If the node list is set to a variable (starting with $
), it must be defined as
an environmental varible.
For example, you could execute export MIGA_NODELIST=/path/to/file.txt
before
running MiGA if the node list is set to $MIGA_NODELIST
.
Finally, remote daemons ignore maxjobs
(or --max-jobs
or --jobs
).
Instead, the maximum number of jobs is determined by the number of lines in the
node list.
This allows specifying how many jobs can be launched to each node.
For example, if a given node is present three times in the node list, MiGA will
run up to three jobs at the same time in that node.
Be careful when directly using node files defined by schedulers.

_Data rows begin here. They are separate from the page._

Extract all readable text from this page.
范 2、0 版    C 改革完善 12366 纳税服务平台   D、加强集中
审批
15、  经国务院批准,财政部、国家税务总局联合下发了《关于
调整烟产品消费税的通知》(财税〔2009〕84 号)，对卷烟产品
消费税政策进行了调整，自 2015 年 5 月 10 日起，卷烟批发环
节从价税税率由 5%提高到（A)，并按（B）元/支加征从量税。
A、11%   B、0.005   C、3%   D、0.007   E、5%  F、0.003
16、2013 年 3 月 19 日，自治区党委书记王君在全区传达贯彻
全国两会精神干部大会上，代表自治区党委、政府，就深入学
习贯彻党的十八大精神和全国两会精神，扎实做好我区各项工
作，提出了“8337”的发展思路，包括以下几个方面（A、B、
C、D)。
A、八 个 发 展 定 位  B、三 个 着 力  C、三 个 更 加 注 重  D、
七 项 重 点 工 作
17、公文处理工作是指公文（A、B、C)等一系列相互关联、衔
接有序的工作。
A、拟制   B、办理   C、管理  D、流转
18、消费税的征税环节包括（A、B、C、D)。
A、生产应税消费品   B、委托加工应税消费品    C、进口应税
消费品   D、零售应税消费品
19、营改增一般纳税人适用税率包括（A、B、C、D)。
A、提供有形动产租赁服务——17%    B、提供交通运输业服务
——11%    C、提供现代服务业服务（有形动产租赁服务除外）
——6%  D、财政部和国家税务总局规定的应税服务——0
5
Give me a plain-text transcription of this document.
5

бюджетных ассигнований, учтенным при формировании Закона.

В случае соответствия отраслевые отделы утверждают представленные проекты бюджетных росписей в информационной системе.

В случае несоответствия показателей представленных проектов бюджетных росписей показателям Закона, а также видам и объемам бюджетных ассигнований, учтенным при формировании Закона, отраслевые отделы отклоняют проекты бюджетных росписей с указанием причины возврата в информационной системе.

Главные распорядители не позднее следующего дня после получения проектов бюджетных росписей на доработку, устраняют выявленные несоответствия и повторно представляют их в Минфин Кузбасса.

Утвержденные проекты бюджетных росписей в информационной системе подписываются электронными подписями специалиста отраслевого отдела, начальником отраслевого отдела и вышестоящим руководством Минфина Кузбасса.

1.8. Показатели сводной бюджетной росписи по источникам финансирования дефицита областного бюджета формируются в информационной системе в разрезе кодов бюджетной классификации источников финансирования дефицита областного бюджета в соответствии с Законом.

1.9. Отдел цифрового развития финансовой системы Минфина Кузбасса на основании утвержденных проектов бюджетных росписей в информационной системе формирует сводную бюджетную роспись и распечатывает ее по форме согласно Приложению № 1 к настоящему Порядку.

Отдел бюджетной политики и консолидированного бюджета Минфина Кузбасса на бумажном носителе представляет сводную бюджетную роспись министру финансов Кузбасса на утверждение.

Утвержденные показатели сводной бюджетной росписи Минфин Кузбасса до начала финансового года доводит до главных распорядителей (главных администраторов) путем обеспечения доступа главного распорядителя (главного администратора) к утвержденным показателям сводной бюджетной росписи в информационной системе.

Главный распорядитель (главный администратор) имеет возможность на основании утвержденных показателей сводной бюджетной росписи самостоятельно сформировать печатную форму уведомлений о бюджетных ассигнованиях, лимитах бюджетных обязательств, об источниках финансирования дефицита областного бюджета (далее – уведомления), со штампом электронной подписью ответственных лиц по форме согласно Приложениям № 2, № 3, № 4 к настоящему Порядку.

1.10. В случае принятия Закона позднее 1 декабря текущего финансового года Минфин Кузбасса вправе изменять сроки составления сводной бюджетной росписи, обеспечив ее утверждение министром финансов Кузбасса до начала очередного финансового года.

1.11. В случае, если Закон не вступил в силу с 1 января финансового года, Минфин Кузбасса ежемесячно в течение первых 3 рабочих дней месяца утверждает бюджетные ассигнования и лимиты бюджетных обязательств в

Some schedulers will list nodes on the basis of dedicated cores, which may be
a problem if the number of threads is more than 1
(--ppn
, ppn
, or --threads
).
For example, consider the following PBS (Torque) script which you can use as a
template (assuming that nodelist
is $MIGA_NODELIST
and type
is ssh
in
~/.miga_daemon.list
):
#PBS -q my_nice_queue
#PBS -l nodes=12:ppn=3
#PBS -l walltime=12:00:00
# Create the node list file
# Change the '3' by the number of CPUs you are using (the value of ppn):
awk 'NR % 3 == 0' < "$PBS_NODEFILE" > hosts.txt
# Define the nodelist variable:
export MIGA_NODELIST=hosts.txt
# Run MiGA (change the '3' by the value of ppn):
miga quality_wf -T 'Macondimonas' -o Macondimonas -v --threads 3
Finally, daemons can also communicate directly with schedulers.
Currently, MiGA supports: qsub
(Torque), msub
(Moab), and slurm
(SLURM).
If your HPCC runs a different scheduler and you'd like to see it added to this
list, please contact us.
This is the preferred method when the flow of tasks is variable, because it can easily adapt to different task loads. For example, when maintaining a website that automatically processes incoming jobs (like MiGA Online), the daemons are low-resource tasks that launch as many or as few jobs as necessary.
Importantly, this method tends to require large numbers of jobs submitted to the
schedulers, and often wastes some requested resources since the resource use
configuration does not adapt to each task, both of which may be against your
HPCC policies.
Therefore, when processing a defined task in HPCC, it is preferred to use
either of the two modes above instead.
For example, if you want to evaluate the quality of four genomes, a good option
would be to launch a local daemon with a maximum of 4 jobs
(--max-jobs 4
).
On the other hand, if you have hundreds of genomes to process,
you could launch instead a remote daemon.